U.S. Travel Association: Travel Exports Made 'Historic' Gains in 2012

U.S. travel exports grew more than twice as fast as overall exports in 2012, according to the U.S. Travel Association, which on Friday released its analysis of the U.S. Department of Commerce's year-end export data. Travel exports, it revealed, reached a record high of $168.1 billion last year.

"Year-end figures … reveal that travel exports reached an all-time high last year, making 2012 one for the history books,” U.S. Travel Association Senior Vice President of Research and Economics David Huether said in a statement. “Spending by international visitors in the U.S. spurred travel exports to the highest level in four years.”

While overall U.S. exports grew just 4 percent in 2012, travel exports more than doubled that pace, up 10 percent, according to Huether. “The last time travel exports grew this much faster than overall U.S. exports was in 1990,” he continued. “The travel industry also posted a third consecutive year of double-digit export growth in 2012, a feat that has not been accomplished in two decades.”

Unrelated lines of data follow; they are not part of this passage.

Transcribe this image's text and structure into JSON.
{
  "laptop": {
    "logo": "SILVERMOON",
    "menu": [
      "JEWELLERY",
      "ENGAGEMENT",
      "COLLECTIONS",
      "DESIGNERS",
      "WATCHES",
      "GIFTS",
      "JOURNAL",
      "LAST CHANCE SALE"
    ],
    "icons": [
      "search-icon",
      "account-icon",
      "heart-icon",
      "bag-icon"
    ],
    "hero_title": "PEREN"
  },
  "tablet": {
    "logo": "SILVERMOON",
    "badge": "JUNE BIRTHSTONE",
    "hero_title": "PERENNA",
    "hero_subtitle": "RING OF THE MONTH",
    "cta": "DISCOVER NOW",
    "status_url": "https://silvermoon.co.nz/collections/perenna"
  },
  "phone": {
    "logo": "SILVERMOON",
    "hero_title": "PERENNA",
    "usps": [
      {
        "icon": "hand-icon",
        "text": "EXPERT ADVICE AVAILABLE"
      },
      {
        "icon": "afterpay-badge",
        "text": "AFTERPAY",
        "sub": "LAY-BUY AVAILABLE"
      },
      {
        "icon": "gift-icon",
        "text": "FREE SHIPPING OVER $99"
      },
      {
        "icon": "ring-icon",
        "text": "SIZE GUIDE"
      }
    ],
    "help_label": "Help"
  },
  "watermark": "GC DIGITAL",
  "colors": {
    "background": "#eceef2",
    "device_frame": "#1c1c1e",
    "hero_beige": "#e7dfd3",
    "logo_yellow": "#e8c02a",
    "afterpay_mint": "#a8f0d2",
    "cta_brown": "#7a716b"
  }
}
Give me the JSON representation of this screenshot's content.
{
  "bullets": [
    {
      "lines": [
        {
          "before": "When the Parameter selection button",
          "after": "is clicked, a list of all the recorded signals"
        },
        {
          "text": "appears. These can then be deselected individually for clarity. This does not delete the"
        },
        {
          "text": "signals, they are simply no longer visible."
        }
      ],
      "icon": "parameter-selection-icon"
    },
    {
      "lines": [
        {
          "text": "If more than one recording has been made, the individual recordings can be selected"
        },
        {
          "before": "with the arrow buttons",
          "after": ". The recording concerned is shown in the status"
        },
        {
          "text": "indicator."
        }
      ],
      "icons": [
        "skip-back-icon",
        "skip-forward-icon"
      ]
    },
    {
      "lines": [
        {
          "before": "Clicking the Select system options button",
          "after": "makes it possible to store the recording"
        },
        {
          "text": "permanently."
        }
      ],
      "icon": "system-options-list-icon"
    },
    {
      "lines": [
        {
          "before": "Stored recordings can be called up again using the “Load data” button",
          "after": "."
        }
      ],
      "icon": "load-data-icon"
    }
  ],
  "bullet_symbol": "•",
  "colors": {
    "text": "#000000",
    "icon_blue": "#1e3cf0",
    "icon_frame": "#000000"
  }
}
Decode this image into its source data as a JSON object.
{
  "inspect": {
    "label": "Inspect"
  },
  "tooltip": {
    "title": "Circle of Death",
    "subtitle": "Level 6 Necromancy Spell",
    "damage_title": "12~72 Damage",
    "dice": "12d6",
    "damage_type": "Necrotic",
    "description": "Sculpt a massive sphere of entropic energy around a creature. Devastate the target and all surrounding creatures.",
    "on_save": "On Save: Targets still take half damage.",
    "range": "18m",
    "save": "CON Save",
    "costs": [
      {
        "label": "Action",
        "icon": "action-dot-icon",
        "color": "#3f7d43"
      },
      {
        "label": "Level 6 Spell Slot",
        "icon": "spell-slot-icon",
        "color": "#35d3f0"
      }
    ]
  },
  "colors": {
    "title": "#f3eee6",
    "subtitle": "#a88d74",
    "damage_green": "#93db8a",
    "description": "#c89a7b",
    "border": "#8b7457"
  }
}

Notably, its rapid growth of travel exports had a positive impact on the country’s travel trade surplus. "With travel exports growing faster than imports, the trade surplus in travel also rose to a record of $50 billion in 2012 from $43 billion in 2011,” Huether concluded. “This $7 billion increase in the travel trade surplus is particularly encouraging, because it accounted for more than a third (37 percent) of the overall improvement in the U.S. trade balance last year.”